Infere-se que, em se tratando de doenças com baixa prevalência, os medicamentos e tratamentos de saúde direcionados às enfermidades são limitados. Ademais, aludida ocorrência é extensível aos estudos clínicos classificados na ordem de I a IV, sendo a última etapa a de vigilância pós-comercialização.

E visto o percentual escasso de indivíduos aptos para a pesquisa, tais condições e características obstam os desfechos necessários à conclusão destes estudos, reverberando o entrave ao acesso dos pacientes raros e ultrarraros às tecnologias em saúde, visto a complexidade das demandas terapêuticas para este grupo.

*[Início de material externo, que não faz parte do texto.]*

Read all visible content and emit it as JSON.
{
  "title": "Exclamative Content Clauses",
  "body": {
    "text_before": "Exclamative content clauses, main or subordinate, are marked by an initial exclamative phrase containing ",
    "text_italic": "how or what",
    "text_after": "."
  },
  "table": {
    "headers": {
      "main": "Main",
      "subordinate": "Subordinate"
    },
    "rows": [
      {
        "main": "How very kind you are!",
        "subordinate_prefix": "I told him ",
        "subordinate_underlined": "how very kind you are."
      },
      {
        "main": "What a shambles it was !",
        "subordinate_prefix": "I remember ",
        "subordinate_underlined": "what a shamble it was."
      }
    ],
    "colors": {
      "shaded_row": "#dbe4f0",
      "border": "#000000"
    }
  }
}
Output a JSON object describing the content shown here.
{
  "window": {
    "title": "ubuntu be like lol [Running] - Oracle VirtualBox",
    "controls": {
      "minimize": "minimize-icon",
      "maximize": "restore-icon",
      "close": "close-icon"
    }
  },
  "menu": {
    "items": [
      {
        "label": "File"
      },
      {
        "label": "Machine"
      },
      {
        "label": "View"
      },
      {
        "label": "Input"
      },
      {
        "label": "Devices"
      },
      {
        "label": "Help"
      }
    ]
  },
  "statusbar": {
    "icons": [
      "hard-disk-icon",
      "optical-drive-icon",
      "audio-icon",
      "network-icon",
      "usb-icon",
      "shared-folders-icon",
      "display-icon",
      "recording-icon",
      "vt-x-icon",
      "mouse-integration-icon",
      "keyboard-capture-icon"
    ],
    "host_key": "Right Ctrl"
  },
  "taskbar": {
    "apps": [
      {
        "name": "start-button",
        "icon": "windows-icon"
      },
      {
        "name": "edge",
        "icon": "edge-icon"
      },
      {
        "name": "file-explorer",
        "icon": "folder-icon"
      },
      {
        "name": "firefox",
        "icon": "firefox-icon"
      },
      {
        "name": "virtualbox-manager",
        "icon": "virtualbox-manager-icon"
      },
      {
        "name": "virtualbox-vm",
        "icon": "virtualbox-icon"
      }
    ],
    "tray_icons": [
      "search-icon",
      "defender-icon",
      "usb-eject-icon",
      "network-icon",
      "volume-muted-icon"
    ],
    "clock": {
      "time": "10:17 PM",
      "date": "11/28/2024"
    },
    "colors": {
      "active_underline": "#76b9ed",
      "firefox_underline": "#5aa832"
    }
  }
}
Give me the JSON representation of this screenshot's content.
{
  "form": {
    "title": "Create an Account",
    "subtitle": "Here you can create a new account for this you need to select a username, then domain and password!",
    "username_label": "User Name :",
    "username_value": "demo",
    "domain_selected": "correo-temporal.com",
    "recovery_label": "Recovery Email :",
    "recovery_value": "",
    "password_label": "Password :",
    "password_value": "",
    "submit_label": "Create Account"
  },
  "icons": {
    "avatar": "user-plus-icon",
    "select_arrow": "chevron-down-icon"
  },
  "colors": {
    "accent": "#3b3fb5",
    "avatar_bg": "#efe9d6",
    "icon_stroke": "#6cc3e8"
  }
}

Os estudos clínicos são altamente necessários devido aos níveis de evidência que interferem na tomada de decisão para a recomendação de um medicamento ou tratamento de saúde, o que categorizados em ordem decrescente de nível de evidência, podemos elencar:

  1. revisão sistemática ou metanálise de todos os ensaios clínicos randomizados controlados;
  2. ensaios clínicos controlados e randomizados,
  3. ensaios clínicos controlados sem randomização;
  4. coorte de estudos analíticos de casos controle;
  5. evidências de revisão sistemática de estudos descritivos e qualitativos,
  6. evidências de estudo único descritivo e qualitativo e
  7. opinião de especialistas.

Referida situação coloca as doenças raras e ultra-raras num espectro de relativização quanto à análise das evidências clínicas acerca dos tratamentos, considerando que para tais patologias inexistem protocolos isolados ou pré-estabelecidos, o que invoca a revisão pormenorizada dos estudos alusivos a estes grupos de doenças, pois ainda que limitado o nível de estudos, tal fato não conduz a ausência de comprovação de eficácia, evidência, segurança e acurácia à luz da medicina baseada em evidências, o que atrai a análise de dados de mundo real (real world data) e evidências de mundo real (real world evidence), na tomada de decisões em pesquisas clínicas destinadas à saúde, estrutura criada pelo FDA (Food and Drug Administration), agência americana que regula dentre outros produtos, os medicamentos que serão comercializados em seu território.

Medicamentos órfãos

Neste cenário, impende destacar os medicamentos denominados órfãos, fármacos desenvolvidos para o tratamento das doenças raras e ultrarraras. Contudo, haja vista a limitação dos casos e o número exíguo de pacientes que necessitam destas medicações, não há um investimento massivo pela indústria farmacêutica para o estudo e desenvolvimento de tecnologias farmacológicas, o que conduz anteparo limitador de acesso aos portadores de doenças raras aos tratamentos de saúde tão imprescindíveis e necessários.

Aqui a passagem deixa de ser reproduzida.